In the shadows, the original Tobias Whale is making moves, and Black Lightning may find himself in Whale’s path.
The cover says “A hero for today’s headlines,” but it’s pretty tentative in regard to said headlines. Where Falcon and Black Panther and the Crew lay the social commentary on smartly and Green Arrow lays it on heavy and haphazardly, Black Lightning lays it on lightly and nervously. The cops are indeed hostile towards Black Lightning, but it doesn’t really get into it beyond the broad hostility. It doesn’t really say anything about it. It doesn’t seem committed to the commentary, either.
The pacing is really fast, too. The plot moves haphazardly forward, and it doesn’t establish too much beyond the reason Black Lightning came back to Cleveland: the fact that he has an ally on the police force, and that there is another Tobias Whale who is muscular instead of fat.
And then Whale has a sister whom he kills shortly after she is introduced.
Trust me, I get it.
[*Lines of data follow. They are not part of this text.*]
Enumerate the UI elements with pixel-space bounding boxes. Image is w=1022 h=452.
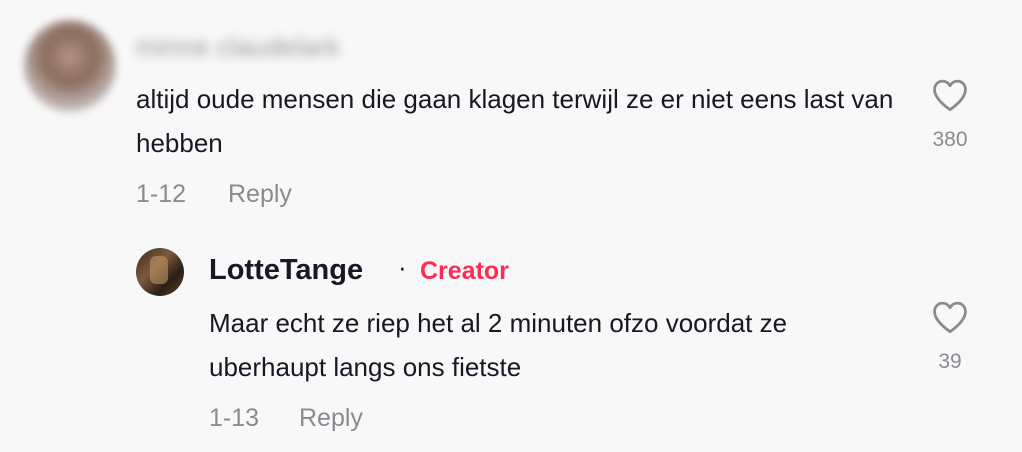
reply-date: 1-13 — [209, 404, 260, 432]
commenter-avatar[interactable] — [24, 20, 116, 112]
commenter-username[interactable]: minne claudelark — [136, 32, 340, 63]
separator-dot: · — [398, 252, 407, 282]
like-count: 380 — [932, 128, 968, 151]
comment-date: 1-12 — [136, 180, 187, 208]
heart-outline-icon[interactable] — [931, 300, 969, 334]
creator-avatar[interactable] — [136, 248, 184, 296]
comment-text: altijd oude mensen die gaan klagen terwi… — [136, 84, 894, 158]
heart-outline-icon[interactable] — [931, 78, 969, 112]
like-count: 39 — [938, 350, 962, 373]
reply-button[interactable]: Reply — [299, 404, 363, 433]
creator-username[interactable]: LotteTange — [209, 254, 363, 287]
creator-badge: Creator — [420, 257, 509, 285]
reply-text: Maar echt ze riep het al 2 minuten ofzo … — [209, 308, 788, 382]
reply-button[interactable]: Reply — [228, 180, 292, 209]
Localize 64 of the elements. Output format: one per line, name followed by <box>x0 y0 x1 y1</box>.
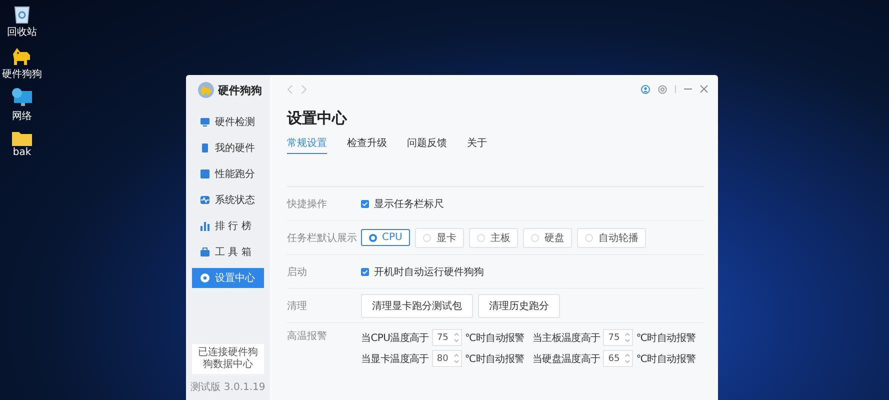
rank-icon <box>200 221 210 231</box>
app-name: 硬件狗狗 <box>218 82 262 98</box>
desktop-icon-label: bak <box>12 147 32 158</box>
user-icon[interactable] <box>641 84 650 94</box>
sidebar-item[interactable]: 硬件检测 <box>192 112 264 132</box>
radio-option[interactable]: 主板 <box>469 228 518 248</box>
tab[interactable]: 常规设置 <box>287 136 327 154</box>
setting-label: 高温报警 <box>287 330 328 343</box>
setting-label: 启动 <box>287 266 308 278</box>
desktop-icon-label: 硬件狗狗 <box>2 68 42 81</box>
sidebar-item[interactable]: 我的硬件 <box>192 138 264 158</box>
setting-label: 任务栏默认展示 <box>287 232 358 244</box>
checkbox-label: 开机时自动运行硬件狗狗 <box>374 266 484 278</box>
monitor-icon[interactable] <box>11 88 33 108</box>
alarm-suffix: ℃时自动报警 <box>464 352 524 366</box>
radio-option[interactable]: 显卡 <box>415 228 464 248</box>
alarm-label: 当CPU温度高于 <box>361 332 429 344</box>
alarm-suffix: ℃时自动报警 <box>636 332 696 344</box>
sidebar-item[interactable]: 工 具 箱 <box>192 242 264 262</box>
checkbox-label: 显示任务栏标尺 <box>374 198 444 210</box>
alarm-suffix: ℃时自动报警 <box>636 352 696 366</box>
temperature-input[interactable]: 65 <box>603 350 634 367</box>
clear-button[interactable]: 清理显卡跑分测试包 <box>361 294 473 318</box>
alarm-label: 当主板温度高于 <box>532 332 600 344</box>
setting-label: 快捷操作 <box>287 198 328 210</box>
sidebar-item[interactable]: 设置中心 <box>192 268 264 288</box>
folder-icon[interactable] <box>12 130 32 146</box>
dog-icon[interactable] <box>11 46 33 66</box>
tab[interactable]: 关于 <box>467 136 487 154</box>
radio-option[interactable]: CPU <box>361 229 410 246</box>
recycle-bin-icon[interactable] <box>13 4 31 24</box>
page-title: 设置中心 <box>287 109 348 128</box>
minimize-icon[interactable] <box>684 88 692 90</box>
spinner-icon <box>454 332 459 343</box>
alarm-label: 当硬盘温度高于 <box>532 352 600 366</box>
toolbox-icon <box>200 247 210 257</box>
temperature-input[interactable]: 80 <box>432 350 462 367</box>
sidebar-item[interactable]: 系统状态 <box>192 190 264 210</box>
radio-option[interactable]: 自动轮播 <box>577 228 646 248</box>
monitor-icon <box>200 117 210 127</box>
setting-label: 清理 <box>287 300 308 312</box>
temperature-input[interactable]: 75 <box>603 329 634 346</box>
temperature-input[interactable]: 75 <box>432 329 462 346</box>
checkbox[interactable] <box>361 200 369 208</box>
pulse-icon <box>200 195 210 205</box>
data-center-button[interactable]: 已连接硬件狗狗数据中心 <box>192 344 264 374</box>
clear-button[interactable]: 清理历史跑分 <box>478 294 560 318</box>
spinner-icon <box>625 332 630 343</box>
sidebar-item[interactable]: 排 行 榜 <box>192 216 264 236</box>
device-icon <box>200 143 210 153</box>
version-text: 测试版 3.0.1.19 <box>190 380 266 394</box>
close-icon[interactable] <box>700 85 708 93</box>
tab[interactable]: 检查升级 <box>347 136 387 154</box>
alarm-suffix: ℃时自动报警 <box>464 332 524 344</box>
desktop-icon-label: 回收站 <box>7 26 37 39</box>
checkbox[interactable] <box>361 268 369 276</box>
sidebar-item[interactable]: 性能跑分 <box>192 164 264 184</box>
desktop-icon-label: 网络 <box>12 110 32 123</box>
alarm-label: 当显卡温度高于 <box>361 352 429 366</box>
radio-option[interactable]: 硬盘 <box>523 228 572 248</box>
dog-logo-icon <box>198 82 214 98</box>
spinner-icon <box>454 353 459 364</box>
tab[interactable]: 问题反馈 <box>407 136 447 154</box>
spinner-icon <box>625 353 630 364</box>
Comics don’t have an especially long runtime. 20 pages can be really hard to work with. However, people do manage to make it work in these constrictions, and this comic doesn’t really do it.
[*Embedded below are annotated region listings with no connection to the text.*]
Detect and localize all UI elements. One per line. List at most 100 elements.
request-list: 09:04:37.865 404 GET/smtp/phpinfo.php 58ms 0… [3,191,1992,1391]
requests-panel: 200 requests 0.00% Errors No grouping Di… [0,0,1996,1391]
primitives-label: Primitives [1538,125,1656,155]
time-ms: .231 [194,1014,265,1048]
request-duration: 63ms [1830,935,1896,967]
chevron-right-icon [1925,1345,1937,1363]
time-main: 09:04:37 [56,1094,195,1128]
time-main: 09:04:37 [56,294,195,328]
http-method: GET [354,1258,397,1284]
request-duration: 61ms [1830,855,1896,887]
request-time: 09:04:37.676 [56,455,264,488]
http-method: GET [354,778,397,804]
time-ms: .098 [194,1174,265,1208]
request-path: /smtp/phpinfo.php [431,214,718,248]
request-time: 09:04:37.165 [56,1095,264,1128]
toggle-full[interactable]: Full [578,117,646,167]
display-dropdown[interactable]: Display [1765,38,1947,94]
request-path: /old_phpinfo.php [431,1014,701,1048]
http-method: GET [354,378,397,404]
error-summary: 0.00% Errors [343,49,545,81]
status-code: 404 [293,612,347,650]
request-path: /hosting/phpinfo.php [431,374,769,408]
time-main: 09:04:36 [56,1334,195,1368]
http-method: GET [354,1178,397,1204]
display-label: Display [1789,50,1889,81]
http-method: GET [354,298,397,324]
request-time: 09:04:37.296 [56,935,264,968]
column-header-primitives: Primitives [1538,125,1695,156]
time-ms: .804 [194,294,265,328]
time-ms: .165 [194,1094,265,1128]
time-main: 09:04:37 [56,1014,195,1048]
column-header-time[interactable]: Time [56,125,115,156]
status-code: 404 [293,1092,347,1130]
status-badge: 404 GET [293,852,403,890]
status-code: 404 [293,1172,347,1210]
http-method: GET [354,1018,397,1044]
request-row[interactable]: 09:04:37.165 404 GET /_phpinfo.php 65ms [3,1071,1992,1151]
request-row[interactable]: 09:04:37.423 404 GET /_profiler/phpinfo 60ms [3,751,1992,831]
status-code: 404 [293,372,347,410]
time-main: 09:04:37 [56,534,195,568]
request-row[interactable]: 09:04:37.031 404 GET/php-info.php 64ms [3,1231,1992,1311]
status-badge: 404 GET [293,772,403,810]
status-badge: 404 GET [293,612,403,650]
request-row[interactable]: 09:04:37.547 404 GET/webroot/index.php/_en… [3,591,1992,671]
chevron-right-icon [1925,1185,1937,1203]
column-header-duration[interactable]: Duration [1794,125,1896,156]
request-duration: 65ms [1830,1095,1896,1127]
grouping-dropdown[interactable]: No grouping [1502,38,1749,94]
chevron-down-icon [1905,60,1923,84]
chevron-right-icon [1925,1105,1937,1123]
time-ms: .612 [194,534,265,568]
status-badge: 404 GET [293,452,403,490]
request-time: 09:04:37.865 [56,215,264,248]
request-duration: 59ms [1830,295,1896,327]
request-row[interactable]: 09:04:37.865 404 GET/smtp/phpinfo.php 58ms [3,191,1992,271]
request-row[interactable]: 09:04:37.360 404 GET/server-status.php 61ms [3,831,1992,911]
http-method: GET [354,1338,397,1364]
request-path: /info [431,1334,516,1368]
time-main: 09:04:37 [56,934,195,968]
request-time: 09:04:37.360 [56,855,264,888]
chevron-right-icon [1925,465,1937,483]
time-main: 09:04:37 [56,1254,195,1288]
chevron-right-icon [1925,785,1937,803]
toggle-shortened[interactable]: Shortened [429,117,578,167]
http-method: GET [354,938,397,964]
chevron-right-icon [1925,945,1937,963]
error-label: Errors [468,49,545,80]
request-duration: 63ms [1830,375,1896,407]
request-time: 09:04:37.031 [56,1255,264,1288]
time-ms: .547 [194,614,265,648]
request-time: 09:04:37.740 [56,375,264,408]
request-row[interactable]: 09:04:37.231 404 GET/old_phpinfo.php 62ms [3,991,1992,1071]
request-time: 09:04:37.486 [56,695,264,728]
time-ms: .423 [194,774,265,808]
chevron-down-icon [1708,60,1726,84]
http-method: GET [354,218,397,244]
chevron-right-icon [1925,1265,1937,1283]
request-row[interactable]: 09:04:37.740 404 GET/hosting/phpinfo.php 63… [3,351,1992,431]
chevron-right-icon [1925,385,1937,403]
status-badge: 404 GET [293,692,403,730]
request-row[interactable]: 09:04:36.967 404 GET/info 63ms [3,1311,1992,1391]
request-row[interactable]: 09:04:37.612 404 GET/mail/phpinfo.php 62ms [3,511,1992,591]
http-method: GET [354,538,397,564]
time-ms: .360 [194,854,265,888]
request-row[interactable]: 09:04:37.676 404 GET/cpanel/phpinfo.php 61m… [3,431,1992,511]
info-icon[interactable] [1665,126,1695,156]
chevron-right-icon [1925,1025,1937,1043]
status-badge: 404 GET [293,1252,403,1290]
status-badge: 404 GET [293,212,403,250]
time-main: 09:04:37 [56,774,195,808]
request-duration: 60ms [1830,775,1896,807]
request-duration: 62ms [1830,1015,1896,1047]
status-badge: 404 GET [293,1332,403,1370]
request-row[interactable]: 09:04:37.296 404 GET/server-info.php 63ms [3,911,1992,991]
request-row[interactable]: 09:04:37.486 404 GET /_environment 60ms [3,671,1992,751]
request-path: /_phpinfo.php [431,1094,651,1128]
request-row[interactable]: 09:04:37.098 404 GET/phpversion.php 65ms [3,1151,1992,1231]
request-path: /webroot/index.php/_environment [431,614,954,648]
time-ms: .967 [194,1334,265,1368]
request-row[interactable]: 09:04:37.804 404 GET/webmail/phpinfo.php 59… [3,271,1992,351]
That’s not to say that this comic is bad or unreadable. Black Lightning is a great character, and Tony Isabella definitely understands him. Jefferson even makes a lot of dad-puns in the form of teacher jokes, and that adds a nice bit of flavor to his character.
Clayton Henry’s art is mostly quite good here, too. It’s eye-catching and energetic, but the body proportions do get a bit weird at times. The ankles especially get a bit too small — it can look like some characters are balancing on toothpicks. However, the art is good beyond that, and Pete Pantazis’s color work helps each page pop.
I’m definitely a fan of Black Lightning, but this comic doesn’t make great use of the character. I respect the attempt to be culturally relevant, especially making use of the term “DWB.” However, the pacing is overenergized, and the social commentary feels shallow. If you like Black Lightning, feel free to pick this one up. However, I can’t recommend this one to everyone.